18aTraining is a priority
To ensure efficacious application, pilots are trained to understand the specific product labels so that all applications are made in accordance with the label directions, including water volume, product rate, droplet size and height above the crop. For example, BASF recommends that Headline fungicide be applied at a 10-foot release height and sprayed when the wind speed is less than 15 mph (24 km/h). According to Kraus, these recommendations are based on research done by BASF to determine which height and wind speed will provide optimal coverage.

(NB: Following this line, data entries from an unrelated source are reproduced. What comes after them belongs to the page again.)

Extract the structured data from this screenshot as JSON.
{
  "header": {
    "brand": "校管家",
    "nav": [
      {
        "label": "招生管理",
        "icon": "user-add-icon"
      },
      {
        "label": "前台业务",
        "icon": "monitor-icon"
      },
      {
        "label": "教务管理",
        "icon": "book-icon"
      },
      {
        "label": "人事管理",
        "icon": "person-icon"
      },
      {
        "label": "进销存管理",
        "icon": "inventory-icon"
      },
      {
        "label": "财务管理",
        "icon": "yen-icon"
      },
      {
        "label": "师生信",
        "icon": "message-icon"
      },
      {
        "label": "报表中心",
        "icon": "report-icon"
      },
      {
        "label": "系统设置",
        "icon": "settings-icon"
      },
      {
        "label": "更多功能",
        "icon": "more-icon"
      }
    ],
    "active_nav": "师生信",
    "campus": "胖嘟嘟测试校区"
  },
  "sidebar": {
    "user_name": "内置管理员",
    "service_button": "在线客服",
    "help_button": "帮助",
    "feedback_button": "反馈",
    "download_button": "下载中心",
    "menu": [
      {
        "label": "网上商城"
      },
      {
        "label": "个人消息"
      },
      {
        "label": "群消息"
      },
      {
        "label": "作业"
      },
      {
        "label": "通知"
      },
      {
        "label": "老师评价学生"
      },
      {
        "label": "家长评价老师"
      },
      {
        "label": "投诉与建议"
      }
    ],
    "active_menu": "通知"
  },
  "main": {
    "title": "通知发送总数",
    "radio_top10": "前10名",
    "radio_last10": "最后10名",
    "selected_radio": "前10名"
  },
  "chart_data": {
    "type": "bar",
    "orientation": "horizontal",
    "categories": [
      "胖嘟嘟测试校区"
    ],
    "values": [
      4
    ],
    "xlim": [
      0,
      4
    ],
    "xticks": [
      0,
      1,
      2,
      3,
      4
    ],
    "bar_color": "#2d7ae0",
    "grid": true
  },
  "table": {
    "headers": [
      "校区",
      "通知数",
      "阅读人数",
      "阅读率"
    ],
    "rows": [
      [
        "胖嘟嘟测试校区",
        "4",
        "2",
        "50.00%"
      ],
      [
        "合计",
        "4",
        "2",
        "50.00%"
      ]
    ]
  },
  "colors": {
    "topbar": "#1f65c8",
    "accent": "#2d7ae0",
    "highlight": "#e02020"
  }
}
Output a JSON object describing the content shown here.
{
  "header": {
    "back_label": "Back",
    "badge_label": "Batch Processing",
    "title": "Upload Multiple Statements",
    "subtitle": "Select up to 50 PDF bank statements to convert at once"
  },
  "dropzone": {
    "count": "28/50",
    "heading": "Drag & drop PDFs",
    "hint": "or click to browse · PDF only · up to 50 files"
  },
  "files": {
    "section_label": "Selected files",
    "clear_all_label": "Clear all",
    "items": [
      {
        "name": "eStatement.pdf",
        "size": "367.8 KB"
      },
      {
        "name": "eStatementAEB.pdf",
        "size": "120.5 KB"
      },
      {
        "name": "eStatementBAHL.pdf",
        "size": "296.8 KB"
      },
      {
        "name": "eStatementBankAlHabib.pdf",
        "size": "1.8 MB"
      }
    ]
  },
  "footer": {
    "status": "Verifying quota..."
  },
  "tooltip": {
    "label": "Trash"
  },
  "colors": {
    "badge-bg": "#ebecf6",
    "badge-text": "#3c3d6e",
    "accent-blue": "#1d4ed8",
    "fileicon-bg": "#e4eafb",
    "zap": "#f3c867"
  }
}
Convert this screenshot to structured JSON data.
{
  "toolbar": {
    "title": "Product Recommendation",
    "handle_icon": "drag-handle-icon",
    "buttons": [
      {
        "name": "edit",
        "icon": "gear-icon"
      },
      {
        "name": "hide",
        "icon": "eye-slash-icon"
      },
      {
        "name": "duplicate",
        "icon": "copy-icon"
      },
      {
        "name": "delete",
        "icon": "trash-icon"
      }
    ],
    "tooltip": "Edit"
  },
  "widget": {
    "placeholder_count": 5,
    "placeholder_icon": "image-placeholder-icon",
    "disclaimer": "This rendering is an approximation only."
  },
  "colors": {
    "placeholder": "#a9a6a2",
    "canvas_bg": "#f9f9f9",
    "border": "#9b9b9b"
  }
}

Safety is also critical. Zimmer Air, for example, has its own training facility and provides in-house training for all its applicators. There are many requirements aerial applicators must meet to be licensed to spray crops. “For growers looking to hire an aerial applicator for the first time, it’s also a good idea to verify the applicator’s credentials,” suggests Zimmer. “By law, applicators need to have a Transport Canada Operating Certificate. If you hire someone without this and there is a problem with the job, their insurance will be null and void because they’re operating illegally. Growers should also inquire about the pilot’s experience level to ensure the individual is properly trained for agricultural applications.”

Aerial application is not always possible, and there are a number of products that are not registered for aerial application and a number of areas where applicators cannot fly. However, it does provide an excellent alternative to ground application, particularly if there are spraying constraints due to timing or weather conditions.